Cemal Kaşıkçı, binada ya da başkonsolosluk konutunda
“buharlaşmış.”
Bütün bunları tek başına bir başkonsolos mu düzenleyebildi?
“Mükemmel cinayetin” gerektirdiği uzman 3 grubu özel uçaklarda
getirtip, işleri bitince o mu gönderdi?
Suudi Arabistan Adli Tıp Kurumu Başkanı’na da “Gel şu delilleri
ekibinle birlikte temizle” emrini de mi verdi?
Sen neymişsin be başkonsolos!..
.......................
Böyle bir “süper gücü olan başkonsolos” senaryolu oyunu kimse
seyretmez.
Suudi Arabistan yönetimi -eğer cinayet kanıtları ortaya
çıkarılırsa- kendini başkonsolosun düşeceği durumdan ayırmaz.

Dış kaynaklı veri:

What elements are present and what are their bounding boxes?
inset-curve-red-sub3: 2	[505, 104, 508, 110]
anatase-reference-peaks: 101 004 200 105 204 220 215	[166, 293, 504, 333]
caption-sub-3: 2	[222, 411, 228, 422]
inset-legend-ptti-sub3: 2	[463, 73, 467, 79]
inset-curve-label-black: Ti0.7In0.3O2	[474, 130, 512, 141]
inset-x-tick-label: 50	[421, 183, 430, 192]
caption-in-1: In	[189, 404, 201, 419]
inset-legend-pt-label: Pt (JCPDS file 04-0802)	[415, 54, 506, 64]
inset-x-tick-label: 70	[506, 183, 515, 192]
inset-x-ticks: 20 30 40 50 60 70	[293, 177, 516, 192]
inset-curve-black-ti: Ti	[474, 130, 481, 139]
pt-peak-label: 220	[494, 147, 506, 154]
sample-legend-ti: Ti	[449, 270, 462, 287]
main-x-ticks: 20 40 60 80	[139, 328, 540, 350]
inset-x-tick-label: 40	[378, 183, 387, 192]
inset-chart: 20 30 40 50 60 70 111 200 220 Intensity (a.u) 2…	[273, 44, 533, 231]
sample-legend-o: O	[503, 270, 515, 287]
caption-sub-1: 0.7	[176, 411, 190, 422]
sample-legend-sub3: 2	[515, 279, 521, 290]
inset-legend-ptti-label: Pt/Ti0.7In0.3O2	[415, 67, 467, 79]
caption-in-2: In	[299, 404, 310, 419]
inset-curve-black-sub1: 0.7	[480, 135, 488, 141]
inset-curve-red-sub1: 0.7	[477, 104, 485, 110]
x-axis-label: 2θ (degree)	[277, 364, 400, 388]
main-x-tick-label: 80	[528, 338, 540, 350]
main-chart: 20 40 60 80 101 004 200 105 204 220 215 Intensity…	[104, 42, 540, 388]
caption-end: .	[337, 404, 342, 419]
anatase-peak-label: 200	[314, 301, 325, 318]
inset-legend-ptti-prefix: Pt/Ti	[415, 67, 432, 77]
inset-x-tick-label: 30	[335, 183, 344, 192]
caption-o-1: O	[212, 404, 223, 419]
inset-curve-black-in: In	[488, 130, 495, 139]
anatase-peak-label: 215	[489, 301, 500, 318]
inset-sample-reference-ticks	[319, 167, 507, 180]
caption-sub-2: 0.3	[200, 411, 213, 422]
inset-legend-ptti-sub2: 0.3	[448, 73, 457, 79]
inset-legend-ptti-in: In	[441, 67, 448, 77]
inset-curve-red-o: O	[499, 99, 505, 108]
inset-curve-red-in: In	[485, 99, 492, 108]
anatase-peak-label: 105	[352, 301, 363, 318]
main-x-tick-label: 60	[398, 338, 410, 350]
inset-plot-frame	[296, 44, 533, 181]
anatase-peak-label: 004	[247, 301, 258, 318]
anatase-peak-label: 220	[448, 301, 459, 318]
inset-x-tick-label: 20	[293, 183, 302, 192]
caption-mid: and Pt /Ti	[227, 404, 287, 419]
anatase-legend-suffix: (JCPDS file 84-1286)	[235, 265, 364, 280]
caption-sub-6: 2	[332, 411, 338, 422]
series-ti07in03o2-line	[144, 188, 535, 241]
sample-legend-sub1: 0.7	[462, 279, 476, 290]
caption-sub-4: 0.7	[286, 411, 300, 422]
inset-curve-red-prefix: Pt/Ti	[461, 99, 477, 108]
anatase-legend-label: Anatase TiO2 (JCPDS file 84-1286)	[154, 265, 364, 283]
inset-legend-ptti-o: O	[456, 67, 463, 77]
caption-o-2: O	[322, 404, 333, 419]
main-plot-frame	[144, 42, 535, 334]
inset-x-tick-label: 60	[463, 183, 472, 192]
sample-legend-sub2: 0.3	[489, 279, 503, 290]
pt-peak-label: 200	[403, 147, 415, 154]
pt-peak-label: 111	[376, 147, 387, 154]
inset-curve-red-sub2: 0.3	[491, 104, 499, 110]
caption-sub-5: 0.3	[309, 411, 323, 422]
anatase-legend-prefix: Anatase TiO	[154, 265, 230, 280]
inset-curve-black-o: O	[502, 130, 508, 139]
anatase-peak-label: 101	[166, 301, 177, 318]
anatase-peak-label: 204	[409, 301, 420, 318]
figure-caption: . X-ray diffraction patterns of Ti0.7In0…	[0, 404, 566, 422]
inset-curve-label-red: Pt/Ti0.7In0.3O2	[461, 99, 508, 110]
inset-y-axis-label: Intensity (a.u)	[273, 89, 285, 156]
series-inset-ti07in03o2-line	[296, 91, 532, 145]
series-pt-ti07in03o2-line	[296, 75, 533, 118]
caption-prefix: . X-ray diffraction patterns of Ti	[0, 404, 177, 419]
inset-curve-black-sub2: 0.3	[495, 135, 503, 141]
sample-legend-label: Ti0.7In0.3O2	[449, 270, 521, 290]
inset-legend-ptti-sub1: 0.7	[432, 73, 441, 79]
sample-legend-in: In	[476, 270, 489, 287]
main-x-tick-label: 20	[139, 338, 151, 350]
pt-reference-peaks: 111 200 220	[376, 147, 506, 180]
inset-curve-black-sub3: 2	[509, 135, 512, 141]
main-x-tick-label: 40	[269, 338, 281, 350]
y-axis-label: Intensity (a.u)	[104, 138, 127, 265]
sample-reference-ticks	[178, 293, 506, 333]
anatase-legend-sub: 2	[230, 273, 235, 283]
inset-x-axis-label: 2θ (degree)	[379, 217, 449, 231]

Nereye kadar gider/gidebilir, bilemiyorum, başkonsolos düşen ilk
domino taşı olur.
Sorumluluk zinciri içinde onu çok daha üst makamlarındakiler
izleyebilir.
“Domino taşları teorisinin” işleyişi böyledir.
Kralın, oğlu ve bir süredir Suudi Arabistan’ın en güçlüsü olan
veliaht Prens Muhammed bin Selman’a kadar uzanır mı?
Bunu kestirmek çok zor.
Ayrıca...
Bir hukukçu olarak sadece kuşkuları yansıttım, kanıtlara
ulaşmadıkça “kesinleşmiş suçtan” söz edemeyiz.